Director, Revenue Cycle Billing And Coding Compliance

  • Full-Time
  • Linthicum, MD
  • University Of Maryland Medical System
  • Posted 3 years ago – Accepting applications
Job Description
What You Will Do:


The Director of Billing and Coding Compliance oversees the billing and coding compliance program, which is integral to the University of Maryland Medical System (UMMS) Corporate Compliance & Ethics Program. Responsible for coordinating and monitoring department-specific coding and billing audits on an ongoing basis and conducts or directs investigations into related compliance concerns. Provides guidance on the application of coding, documentation, and billing regulations and standards related to professional and hospital reimbursement and interacts with government regulators and other agency representatives. Attends the Corporate Compliance Committee meetings.


Principal Responsibilities and Tasks


The following statements are intended to describe the general nature and level of work being performed by people assigned to this classification. They are not to be construed as an exhaustive list of all job duties performed by personnel so classified.


  • Under the direction of the Vice President of Compliance Operations, collaborates with other departments to investigate and resolve reported compliance concerns related to coding & billing compliance.
  • Communicates to the Vice President of Compliance Operations on any matter that potentially requires external reporting or is deemed potentially illegal, unethical, or otherwise inappropriate.
  • Assists clinical services, revenue cycle management, and hospital leaders in conducting compliance risk assessments of the billing, coding, operations, and the implementation of annual work plans to ensure that identified risks are appropriately mitigated.
  • Facilitates, promotes, and supports the implementation of compliance initiatives, documentation, and reporting obligations.
  • Actively participates as a compliance resource and consultant to other departments on the application of coding, documentation, and billing regulations and standards related to professional and hospital reimbursement.
  • Attends and presents to the UMMS Corporate Compliance Committee and other audiences as requested.
  • Conducts and documents audits and reviews of billing operations to assess for compliance with regulatory requirements.
  • Collaborates with departments to ensure the implementation of written policies and procedures that reinforce current Federal and State statutes and regulations regarding the submission of claims.
  • Maintains current knowledge of official coding and billing guidelines, regulations and national trends pertaining to Center for Medicare and Medicaid Services (CMS) and Department of Health and Human Services (HHS) requirements as they relate to compliance operations.
  • Provides or arranges for training of employees and clinical staff in the use of coding guidelines, practices, and proper documentation standards.
  • Maintains awareness of federal, state, and local coding and billing compliance issues to monitor their relevance to the UMMS Corporate Compliance program.

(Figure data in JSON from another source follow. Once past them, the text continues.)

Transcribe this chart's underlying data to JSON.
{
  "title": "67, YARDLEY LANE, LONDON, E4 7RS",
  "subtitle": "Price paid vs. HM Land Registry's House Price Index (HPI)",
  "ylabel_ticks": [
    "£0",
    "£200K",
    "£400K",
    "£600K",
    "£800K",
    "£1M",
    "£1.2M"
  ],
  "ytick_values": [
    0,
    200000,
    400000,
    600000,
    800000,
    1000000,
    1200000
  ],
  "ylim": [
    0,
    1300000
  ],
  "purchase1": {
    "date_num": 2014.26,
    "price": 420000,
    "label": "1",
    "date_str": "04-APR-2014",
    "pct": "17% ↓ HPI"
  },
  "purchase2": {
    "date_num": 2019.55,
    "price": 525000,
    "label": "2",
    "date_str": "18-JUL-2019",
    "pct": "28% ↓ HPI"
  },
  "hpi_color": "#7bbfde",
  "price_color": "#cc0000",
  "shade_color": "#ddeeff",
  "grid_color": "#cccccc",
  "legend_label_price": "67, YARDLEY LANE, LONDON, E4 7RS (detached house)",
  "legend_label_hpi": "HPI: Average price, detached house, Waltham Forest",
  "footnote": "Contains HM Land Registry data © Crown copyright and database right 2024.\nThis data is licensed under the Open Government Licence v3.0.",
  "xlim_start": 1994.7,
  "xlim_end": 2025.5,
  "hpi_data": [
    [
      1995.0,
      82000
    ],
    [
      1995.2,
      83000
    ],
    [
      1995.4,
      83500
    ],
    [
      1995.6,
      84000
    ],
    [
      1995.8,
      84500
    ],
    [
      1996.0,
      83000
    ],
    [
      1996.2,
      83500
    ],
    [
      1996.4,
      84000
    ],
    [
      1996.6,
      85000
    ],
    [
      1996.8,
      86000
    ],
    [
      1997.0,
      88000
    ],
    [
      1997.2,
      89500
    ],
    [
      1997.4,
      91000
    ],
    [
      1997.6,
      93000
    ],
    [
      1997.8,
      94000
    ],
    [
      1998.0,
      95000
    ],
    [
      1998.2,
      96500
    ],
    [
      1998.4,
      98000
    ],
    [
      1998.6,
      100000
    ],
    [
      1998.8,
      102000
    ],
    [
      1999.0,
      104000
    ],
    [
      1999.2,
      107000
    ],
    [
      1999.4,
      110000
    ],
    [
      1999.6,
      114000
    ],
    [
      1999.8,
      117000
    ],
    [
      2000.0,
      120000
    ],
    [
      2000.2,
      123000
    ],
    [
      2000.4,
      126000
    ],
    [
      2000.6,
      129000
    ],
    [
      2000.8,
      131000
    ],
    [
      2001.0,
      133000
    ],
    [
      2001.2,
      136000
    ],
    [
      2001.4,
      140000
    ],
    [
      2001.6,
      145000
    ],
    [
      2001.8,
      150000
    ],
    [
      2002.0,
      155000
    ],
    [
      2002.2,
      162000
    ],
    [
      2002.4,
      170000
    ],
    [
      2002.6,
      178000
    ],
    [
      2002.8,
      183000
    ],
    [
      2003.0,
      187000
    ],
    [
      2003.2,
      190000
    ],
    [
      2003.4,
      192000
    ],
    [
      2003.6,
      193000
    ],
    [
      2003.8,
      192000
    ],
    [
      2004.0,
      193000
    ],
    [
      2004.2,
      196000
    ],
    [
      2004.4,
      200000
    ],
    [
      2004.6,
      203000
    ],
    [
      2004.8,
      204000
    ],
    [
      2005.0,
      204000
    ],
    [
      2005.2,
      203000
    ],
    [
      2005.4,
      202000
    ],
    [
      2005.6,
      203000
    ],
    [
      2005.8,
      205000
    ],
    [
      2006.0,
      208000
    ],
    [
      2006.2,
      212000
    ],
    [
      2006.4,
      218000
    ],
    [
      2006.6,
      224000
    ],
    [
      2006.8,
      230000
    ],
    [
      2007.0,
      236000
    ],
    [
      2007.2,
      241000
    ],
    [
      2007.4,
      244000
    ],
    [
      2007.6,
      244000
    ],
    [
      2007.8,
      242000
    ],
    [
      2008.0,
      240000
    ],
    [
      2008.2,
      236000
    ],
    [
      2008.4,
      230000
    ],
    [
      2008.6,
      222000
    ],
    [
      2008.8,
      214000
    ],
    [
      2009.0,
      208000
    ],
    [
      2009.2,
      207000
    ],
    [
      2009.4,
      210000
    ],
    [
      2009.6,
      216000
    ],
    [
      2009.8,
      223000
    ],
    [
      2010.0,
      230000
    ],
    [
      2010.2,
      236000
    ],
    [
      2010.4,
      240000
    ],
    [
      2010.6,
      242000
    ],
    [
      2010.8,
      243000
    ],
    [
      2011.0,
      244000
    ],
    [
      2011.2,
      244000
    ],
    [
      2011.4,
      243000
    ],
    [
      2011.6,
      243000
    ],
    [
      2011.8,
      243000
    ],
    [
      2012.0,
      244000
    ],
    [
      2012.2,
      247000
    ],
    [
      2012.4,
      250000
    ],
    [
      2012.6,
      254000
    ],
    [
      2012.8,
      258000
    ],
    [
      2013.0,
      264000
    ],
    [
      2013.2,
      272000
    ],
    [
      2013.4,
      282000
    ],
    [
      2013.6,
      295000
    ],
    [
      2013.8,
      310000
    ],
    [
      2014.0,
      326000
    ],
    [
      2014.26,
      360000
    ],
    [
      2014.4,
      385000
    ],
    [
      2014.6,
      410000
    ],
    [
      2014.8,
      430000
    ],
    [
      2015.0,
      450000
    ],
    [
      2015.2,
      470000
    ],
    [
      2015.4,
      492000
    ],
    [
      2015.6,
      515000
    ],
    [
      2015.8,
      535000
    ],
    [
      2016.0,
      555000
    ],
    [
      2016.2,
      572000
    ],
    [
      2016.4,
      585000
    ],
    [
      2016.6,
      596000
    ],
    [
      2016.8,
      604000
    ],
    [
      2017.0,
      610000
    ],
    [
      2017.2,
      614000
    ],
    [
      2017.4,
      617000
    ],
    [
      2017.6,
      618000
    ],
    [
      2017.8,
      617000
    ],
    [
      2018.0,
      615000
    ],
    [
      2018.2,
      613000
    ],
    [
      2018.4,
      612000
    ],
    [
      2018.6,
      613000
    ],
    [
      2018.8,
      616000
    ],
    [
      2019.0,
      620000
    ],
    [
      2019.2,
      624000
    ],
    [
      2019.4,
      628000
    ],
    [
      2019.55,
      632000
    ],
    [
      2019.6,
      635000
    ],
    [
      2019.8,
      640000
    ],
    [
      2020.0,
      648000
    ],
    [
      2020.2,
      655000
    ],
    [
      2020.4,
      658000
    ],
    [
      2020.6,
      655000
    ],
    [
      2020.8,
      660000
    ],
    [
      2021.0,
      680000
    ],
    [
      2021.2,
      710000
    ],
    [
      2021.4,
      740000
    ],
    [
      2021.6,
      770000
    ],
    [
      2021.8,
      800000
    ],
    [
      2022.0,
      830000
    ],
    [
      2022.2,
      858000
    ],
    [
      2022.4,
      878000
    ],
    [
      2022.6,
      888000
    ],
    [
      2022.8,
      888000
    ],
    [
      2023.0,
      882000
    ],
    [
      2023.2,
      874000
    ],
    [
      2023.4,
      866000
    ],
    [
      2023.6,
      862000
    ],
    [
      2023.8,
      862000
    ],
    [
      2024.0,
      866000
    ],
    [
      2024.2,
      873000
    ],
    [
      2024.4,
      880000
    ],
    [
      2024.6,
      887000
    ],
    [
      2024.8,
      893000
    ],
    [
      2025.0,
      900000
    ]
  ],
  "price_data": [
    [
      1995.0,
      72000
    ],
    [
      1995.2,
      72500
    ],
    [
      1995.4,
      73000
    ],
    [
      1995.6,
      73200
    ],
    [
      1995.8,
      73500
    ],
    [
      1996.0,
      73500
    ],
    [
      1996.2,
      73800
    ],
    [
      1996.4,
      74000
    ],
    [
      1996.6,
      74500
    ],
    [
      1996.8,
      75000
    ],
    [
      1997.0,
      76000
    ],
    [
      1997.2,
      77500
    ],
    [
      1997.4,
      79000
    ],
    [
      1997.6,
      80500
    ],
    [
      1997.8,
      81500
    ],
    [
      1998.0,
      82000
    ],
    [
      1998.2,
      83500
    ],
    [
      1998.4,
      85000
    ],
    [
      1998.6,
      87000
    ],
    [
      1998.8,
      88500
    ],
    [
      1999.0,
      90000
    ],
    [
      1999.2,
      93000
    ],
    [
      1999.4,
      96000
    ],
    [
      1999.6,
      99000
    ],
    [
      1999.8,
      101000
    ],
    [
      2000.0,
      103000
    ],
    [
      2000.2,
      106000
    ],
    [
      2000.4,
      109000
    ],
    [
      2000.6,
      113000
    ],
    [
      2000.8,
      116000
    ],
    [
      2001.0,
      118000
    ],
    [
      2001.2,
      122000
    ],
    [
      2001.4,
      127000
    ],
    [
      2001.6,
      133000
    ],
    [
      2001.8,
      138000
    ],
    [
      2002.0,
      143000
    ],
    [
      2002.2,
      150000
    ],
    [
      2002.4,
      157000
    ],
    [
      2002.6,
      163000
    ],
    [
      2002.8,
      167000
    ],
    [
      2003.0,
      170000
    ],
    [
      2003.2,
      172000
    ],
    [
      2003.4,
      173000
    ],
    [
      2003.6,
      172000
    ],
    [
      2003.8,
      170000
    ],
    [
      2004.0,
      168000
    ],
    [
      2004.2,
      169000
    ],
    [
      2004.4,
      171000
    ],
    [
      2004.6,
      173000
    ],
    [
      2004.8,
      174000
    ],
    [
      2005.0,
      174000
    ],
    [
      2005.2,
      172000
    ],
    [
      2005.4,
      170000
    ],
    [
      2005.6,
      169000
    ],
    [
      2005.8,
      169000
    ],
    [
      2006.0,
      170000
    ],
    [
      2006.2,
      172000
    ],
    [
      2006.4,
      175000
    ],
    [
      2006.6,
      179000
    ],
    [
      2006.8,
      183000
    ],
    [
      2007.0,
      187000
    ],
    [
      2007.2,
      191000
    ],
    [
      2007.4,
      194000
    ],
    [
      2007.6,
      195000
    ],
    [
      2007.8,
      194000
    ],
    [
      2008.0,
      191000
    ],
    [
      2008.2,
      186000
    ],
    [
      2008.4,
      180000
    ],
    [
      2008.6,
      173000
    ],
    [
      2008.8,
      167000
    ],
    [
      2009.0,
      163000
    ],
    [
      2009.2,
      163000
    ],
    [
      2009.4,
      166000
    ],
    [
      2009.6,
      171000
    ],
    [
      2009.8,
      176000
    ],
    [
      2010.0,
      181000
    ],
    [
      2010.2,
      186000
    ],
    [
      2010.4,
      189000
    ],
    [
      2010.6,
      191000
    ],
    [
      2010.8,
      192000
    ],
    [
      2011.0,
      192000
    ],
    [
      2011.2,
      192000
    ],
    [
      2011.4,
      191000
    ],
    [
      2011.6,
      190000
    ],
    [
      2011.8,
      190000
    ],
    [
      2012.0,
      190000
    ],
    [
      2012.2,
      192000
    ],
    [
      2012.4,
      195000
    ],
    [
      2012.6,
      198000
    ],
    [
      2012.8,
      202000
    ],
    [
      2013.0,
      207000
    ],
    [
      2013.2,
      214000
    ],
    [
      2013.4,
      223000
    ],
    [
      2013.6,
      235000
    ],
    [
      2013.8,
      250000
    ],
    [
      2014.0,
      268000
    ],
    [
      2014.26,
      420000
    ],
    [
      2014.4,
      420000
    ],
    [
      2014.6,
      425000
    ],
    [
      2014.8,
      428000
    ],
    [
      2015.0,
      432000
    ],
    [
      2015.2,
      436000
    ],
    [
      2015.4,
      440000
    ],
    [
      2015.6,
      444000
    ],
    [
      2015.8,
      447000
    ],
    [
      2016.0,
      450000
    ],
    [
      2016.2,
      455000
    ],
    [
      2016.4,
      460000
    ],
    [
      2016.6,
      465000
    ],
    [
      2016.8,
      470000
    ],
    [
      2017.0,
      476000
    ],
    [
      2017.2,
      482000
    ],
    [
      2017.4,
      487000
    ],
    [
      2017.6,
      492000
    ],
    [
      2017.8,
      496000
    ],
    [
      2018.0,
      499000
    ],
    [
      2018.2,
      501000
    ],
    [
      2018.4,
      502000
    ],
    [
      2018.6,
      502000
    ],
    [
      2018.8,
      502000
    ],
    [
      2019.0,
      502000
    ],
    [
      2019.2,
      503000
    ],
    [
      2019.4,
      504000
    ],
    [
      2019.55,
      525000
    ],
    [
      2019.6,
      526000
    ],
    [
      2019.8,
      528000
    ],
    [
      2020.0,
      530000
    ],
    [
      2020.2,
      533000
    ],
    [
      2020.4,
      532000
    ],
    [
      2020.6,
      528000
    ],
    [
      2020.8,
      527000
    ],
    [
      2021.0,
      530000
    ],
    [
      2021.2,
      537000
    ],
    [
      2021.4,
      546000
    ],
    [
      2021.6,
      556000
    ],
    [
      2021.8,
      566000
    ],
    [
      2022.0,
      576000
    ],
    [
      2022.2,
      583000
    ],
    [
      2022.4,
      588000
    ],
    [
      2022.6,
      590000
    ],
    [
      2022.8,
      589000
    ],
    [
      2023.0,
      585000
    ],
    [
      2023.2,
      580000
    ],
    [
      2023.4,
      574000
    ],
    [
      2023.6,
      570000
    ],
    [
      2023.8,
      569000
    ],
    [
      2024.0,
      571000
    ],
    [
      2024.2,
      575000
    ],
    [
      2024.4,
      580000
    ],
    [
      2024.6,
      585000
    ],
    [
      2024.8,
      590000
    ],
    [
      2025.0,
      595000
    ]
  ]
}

Interacts with government regulators and other agency representatives.
  • Consults with internal counsel as needed to resolve difficult/legal compliance matters.
  • Supervises and manages direct reports.
  • Obtains up to date information on changes to rules, regulations, other agencies guidance and initiatives.
  • Develop productivity benchmarks for coding and billing compliance staff.
  • Implement performance improvement strategies to ensure performance metrics for accountability are consistently met.
  • Responsible for organizing and managing the daily operations including workflow, staffing, data management and reporting. Develop systems and processes to organize daily review, investigation and closing of cases.
  • Perform other duties as assigned.

What You Need to Be Successful:


Education and Experience


  • Bachelor’s degree in related field is required.
  • A minimum of 7 years of relevant experience in health care coding, billing and third-party reimbursement required.
  • A minimum of 3 year of management experience required.
  • Experience involving the application of billing and coding laws, standards, and regulations within healthcare operations, articulating complex information into understandable terms and effectively communicating at all levels within the organization.
  • Current knowledge of accreditation standards, healthcare regulations, and healthcare policy.
  • Registered Health Information Administrator (RHIA), Certified Coding Specialist (CCS), Certified Coding Specialist - Physician (CCS-P) through the American Health Information Management Association (AHIMA) or Certified Professional Coder (CPC) through the American Academy of Professional Coders (AAPC) required.
  • Certification in Health Care Compliance (CHC) through the Health Care Compliance Association (HCCA) preferred.

We are an Equal Opportunity/Affirmative Action employer. All qualified applicants will receive consideration for employment without regard to sex, gender identity, sexual orientation, race, color, religion, national origin, disability, protected veteran status, age, or any other characteristic protected by law.